Now that term has actually become a verb in Mauritius. For example if you pay someone in Mauritius, often a local will say, “Well, Juice me.” That is a most phenomenal example of a bank taking its leap into engagement banking.
We’ve also recently announced a new partnership with GIM-UEMOA, the international organisation in charge of the interbank electronic payment system for the West African Economic and Monetary Union (UEMOA) zone, and a new customer acquisition with the Libyan Islamic Bank in a project to be led by our partner in Tunisia, Onetech Business Solutions.
ENGAGE EMEA is well known for being a window to the future of banking technology. How do you see banking changing in the next few years, particularly in an African context?

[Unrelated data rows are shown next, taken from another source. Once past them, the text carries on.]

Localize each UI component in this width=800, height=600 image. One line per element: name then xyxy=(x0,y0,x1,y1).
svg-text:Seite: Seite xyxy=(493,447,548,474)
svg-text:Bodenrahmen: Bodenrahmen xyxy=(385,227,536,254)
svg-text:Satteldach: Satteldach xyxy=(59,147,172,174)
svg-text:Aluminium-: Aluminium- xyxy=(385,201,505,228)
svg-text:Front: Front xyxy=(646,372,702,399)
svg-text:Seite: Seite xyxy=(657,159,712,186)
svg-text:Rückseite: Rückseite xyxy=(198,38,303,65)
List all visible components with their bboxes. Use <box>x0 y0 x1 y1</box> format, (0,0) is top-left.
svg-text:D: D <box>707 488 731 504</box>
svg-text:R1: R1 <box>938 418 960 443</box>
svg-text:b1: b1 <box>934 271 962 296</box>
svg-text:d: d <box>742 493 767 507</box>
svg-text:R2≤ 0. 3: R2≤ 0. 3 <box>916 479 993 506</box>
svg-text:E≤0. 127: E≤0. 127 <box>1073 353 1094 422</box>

Many banks began their transformations at the customer-facing channel layer in a process that accelerated during Covid. Now it’s time to deepen that customer- centricity to the full enterprise architecture, one journey at a time. It needs to involve the entire bank.
I see the next few years focusing exclusively on that. The worldwide depression in banking has meant that banks must go back to basics and look at the way that they transform rather than finding new innovative, really funky, shiny things that might seem like they’re innovating.